The Consumer - What customers really want

When Hans-Georg Häusel talks about the average consumer, he is not particularly complimentary, calling shoppers spoiled, choosy, lazy and reluctant to think at all. Häusel should know: As a psychologist, he has been researching how consumer behaviour in the German retail sector has changed and developed over the decades. It has never been as complicated as it is nowadays.

Dr. Hans-Georg Häusel

Dr. Hans-Georg Häusel is a psychologist and international expert in marketing, sales and management neuroscience. He has written several bestselling business books. His book “Brain View – Why customers shop” was named Germany’s best marketing book in 2010 and was listed by an international jury as one of the 100 best business books of all time.

The year 2020 is characterized by opposing trends.

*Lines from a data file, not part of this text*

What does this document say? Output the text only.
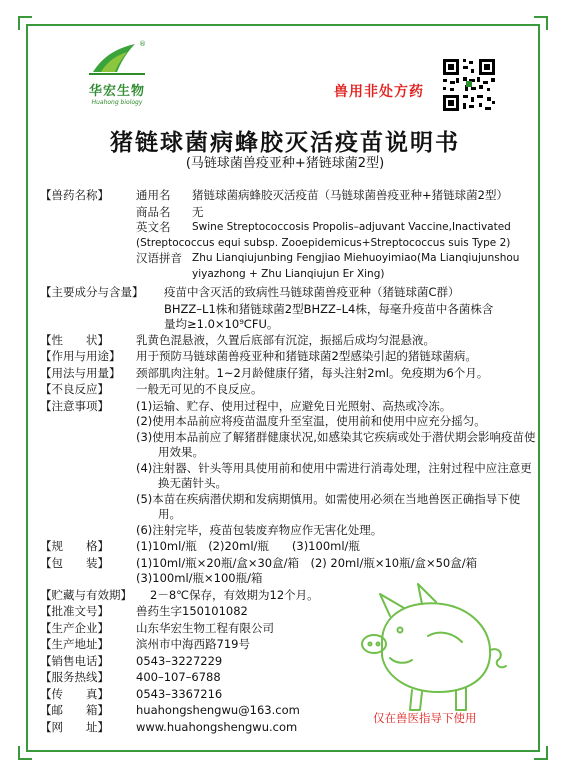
®
华宏生物
Huahong biology
兽用非处方药
猪链球菌病蜂胶灭活疫苗说明书
(马链球菌兽疫亚种+猪链球菌2型)
【兽药名称】	通用名	猪链球菌病蜂胶灭活疫苗（马链球菌兽疫亚种+猪链球菌2型）
商品名	无
英文名	Swine Streptococcosis Propolis–adjuvant Vaccine,Inactivated
(Streptococcus equi subsp. Zooepidemicus+Streptococcus suis Type 2)
汉语拼音 Zhu Lianqiujunbing Fengjiao Miehuoyimiao(Ma Lianqiujunshou
yiyazhong + Zhu Lianqiujun Er Xing)
【主要成分与含量】	疫苗中含灭活的致病性马链球菌兽疫亚种（猪链球菌C群）
BHZZ–L1株和猪链球菌2型BHZZ–L4株，每毫升疫苗中各菌株含
量均≥1.0×10⁹CFU。
【性　　状】	乳黄色混悬液，久置后底部有沉淀，振摇后成均匀混悬液。
【作用与用途】	用于预防马链球菌兽疫亚种和猪链球菌2型感染引起的猪链球菌病。
【用法与用量】	颈部肌肉注射。1~2月龄健康仔猪，每头注射2ml。免疫期为6个月。
【不良反应】	一般无可见的不良反应。
【注意事项】	(1)运输、贮存、使用过程中，应避免日光照射、高热或冷冻。
(2)使用本品前应将疫苗温度升至室温，使用前和使用中应充分摇匀。
(3)使用本品前应了解猪群健康状况,如感染其它疾病或处于潜伏期会影响疫苗使用效果。
(4)注射器、针头等用具使用前和使用中需进行消毒处理，注射过程中应注意更换无菌针头。
(5)本苗在疾病潜伏期和发病期慎用。如需使用必须在当地兽医正确指导下使用。
(6)注射完毕，疫苗包装废弃物应作无害化处理。
【规　　格】	(1)10ml/瓶　(2)20ml/瓶　　(3)100ml/瓶
【包　　装】	(1)10ml/瓶×20瓶/盒×30盒/箱　(2) 20ml/瓶×10瓶/盒×50盒/箱
(3)100ml/瓶×100瓶/箱
【贮藏与有效期】	2－8℃保存，有效期为12个月。
【批准文号】	兽药生字150101082
【生产企业】	山东华宏生物工程有限公司
【生产地址】	滨州市中海西路719号
【销售电话】	0543–3227229
【服务热线】	400–107–6788
【传　　真】	0543–3367216
【邮　　箱】	huahongshengwu@163.com
【网　　址】	www.huahongshengwu.com
仅在兽医指导下使用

Nowhere is that more obvious than at the supermarket checkout. On the one hand, consumers say what really matters to them is that goods are produced sustainably and ecologically. On the other hand, they are rarely willing to pay more, although they could afford to do so – another contradiction. In 42 % of German households, shoppers feel they have enough money to buy almost anything, according to a survey by the society for consumer research, and the proportion is similar in other European countries too. Despite all the fears about the economy, this is a historic high. Consumers are contradictory beings, particularly at first glance.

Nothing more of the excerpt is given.